The porch steps are concrete, and recently swept. It’s a beautiful house. I hope they’re kind to me. I struggle with opening up to people. Is everyone here going to judge me? They’re all probably so close to God, I doubt they’ll understand. “One small step for man, one giant leap for mankind”. The tin and hollow sound of glitchy 1960’s audio echoes in my ears as I roll my eyes at myself. I take a breath, and I take the step.
I used to be close to God. I’d pray before bed and before every meal. I’d talk to my friends about what Jesus was doing in my life, and I’d celebrate what He was doing in theirs. I was vibrant in worship, I could feel His plans for me, I felt His love surrounding me everyday, but somehow I walked away. It happened so slowly that I didn’t even realize it was happening. I was just numb, and I didn’t know how to get back to where I was before.
And now I’m here, sitting in a circle with a room full of new faces, unsure of how this will go. I look down at my coffee cup, almost empty from all my nervous sips. Around me are some seriously fantastic women. It’s week one of this Community Group and we’ve already laughed, cried, and opened up, some of us as perfect strangers. Now it’s my turn. One small step. I raise my head and spill it all. My crumbling marriage, my nonexistent relationship with God, all my fears and worries that I’ll never feel loved by God or my husband again. As I speak my eyes filled with tears, but so do theirs.

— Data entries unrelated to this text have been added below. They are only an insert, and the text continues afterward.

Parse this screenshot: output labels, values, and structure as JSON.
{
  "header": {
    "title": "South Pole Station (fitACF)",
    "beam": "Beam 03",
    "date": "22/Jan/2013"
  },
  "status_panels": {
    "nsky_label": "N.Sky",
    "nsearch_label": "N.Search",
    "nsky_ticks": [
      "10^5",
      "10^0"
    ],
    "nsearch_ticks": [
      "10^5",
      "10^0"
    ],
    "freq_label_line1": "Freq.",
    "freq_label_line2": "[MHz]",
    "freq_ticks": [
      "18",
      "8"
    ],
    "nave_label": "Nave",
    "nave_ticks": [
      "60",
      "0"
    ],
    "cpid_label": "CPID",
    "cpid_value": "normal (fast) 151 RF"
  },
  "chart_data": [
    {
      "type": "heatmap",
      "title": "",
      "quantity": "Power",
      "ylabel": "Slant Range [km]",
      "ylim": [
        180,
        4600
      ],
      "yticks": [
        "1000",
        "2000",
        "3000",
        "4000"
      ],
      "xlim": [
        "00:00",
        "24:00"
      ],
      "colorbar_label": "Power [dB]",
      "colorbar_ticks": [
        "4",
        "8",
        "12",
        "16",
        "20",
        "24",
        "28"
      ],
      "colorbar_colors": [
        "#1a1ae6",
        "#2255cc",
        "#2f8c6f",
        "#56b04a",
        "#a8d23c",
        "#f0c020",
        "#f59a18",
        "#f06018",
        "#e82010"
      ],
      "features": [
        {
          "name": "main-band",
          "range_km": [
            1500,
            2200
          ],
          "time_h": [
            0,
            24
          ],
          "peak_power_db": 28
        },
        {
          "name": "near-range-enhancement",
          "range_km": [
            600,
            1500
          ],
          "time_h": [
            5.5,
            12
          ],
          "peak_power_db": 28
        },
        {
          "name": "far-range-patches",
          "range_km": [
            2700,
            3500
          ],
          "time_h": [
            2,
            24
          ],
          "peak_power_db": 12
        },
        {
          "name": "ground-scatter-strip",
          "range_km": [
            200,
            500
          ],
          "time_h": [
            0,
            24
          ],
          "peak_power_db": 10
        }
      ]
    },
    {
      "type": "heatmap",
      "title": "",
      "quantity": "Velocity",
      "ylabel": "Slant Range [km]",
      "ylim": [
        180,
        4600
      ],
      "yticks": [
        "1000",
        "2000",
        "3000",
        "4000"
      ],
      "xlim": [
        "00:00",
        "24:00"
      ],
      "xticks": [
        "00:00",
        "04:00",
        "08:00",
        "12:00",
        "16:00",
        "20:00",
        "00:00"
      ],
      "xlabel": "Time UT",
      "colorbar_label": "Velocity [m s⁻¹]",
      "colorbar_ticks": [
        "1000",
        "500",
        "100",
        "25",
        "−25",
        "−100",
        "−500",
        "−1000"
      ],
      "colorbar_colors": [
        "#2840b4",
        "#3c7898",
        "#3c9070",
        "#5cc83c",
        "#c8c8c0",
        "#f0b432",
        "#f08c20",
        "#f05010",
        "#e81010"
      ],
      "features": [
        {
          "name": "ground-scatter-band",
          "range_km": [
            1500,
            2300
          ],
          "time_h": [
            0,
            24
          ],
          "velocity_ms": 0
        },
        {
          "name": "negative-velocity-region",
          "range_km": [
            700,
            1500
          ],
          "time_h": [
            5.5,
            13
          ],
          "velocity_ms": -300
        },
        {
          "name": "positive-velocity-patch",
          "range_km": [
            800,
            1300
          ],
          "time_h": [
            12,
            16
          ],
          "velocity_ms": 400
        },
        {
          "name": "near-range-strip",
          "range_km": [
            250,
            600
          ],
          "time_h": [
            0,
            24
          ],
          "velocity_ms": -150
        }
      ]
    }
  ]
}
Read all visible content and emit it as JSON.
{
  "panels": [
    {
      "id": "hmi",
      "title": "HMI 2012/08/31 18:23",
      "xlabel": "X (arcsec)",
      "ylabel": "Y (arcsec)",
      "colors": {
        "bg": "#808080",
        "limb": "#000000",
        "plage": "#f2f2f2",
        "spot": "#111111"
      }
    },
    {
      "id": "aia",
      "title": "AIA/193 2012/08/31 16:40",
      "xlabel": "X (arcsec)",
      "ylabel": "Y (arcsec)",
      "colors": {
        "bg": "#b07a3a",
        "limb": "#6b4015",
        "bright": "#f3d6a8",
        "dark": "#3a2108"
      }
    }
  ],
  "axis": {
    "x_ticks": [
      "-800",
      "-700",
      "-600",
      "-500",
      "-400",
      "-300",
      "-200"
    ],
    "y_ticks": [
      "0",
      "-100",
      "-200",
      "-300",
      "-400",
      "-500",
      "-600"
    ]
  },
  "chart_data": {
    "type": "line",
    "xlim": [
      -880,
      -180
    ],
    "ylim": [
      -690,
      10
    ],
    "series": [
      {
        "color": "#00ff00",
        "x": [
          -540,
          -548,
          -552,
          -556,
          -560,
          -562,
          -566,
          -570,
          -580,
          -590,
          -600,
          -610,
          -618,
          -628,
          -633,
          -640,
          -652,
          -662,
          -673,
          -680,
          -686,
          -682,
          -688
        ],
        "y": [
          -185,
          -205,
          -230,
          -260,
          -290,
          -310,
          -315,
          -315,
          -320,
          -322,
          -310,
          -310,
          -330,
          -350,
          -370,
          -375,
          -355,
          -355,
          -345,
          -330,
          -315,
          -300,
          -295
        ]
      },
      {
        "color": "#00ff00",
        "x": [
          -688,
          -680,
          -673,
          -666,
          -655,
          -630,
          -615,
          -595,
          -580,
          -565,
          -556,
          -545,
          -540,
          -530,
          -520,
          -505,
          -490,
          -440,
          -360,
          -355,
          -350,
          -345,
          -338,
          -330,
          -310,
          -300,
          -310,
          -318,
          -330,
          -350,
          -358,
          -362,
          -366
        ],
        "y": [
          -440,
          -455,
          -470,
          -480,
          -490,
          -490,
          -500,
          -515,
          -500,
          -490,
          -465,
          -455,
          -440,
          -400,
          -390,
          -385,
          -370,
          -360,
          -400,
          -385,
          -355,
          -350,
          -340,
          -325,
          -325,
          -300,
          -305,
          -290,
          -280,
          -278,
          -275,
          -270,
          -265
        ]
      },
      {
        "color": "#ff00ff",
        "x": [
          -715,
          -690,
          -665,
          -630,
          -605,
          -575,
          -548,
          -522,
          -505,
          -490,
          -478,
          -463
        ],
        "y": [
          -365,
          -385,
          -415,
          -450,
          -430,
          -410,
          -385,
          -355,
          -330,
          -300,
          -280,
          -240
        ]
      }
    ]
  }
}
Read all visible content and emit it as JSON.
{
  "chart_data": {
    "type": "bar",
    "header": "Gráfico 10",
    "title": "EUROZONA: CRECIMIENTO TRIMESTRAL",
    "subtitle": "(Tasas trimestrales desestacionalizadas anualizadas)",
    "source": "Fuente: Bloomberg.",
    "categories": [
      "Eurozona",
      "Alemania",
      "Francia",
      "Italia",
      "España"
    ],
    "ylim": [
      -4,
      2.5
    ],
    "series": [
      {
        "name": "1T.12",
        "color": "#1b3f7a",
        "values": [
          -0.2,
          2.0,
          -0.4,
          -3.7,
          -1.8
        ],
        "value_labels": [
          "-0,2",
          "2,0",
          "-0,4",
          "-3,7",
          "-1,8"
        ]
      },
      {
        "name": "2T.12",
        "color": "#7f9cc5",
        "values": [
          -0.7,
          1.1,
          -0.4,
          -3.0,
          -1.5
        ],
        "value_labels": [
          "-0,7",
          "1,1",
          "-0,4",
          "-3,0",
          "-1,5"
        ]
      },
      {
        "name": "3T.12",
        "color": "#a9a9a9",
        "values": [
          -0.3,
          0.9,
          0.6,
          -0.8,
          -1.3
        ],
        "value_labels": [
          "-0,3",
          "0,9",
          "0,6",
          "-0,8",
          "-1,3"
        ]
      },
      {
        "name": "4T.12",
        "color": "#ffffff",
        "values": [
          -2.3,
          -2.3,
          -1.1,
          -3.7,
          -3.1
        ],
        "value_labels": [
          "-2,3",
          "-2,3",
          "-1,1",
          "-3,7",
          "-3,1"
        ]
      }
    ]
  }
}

I feel safe; I know in this moment that these women are going to be here for me, that they truly want to help me, and that they will do anything they can to get me back to God. They gather around me, praying words of hope, love, and encouragement over me. They assure me that God still loves me and that my hunger for Him is a sign that I can find my way back to Him.
That day sparked hope in me, and lit a fire in my heart to pursue God again. In the weeks that followed, my Community Group continued to pray for me, and never failed to celebrate my deepening relationship with Jesus. I began to develop friendships with the women in my group, and small steps of progress, like praying and reading the bible, fueled my spiritual growth. I was back in His word and my marriage began to flourish as I prayed for revival. I was finally beginning to feel the love of Jesus again.
At the beginning of that year, I was hopeless and numb. No part of me believed that I would find my way back to God. But through the smallest of steps—the whisper of a prayer, the turn of a dusty page, the knock on a door—I made it. I walked up those concrete steps and lept into the hope of a better life.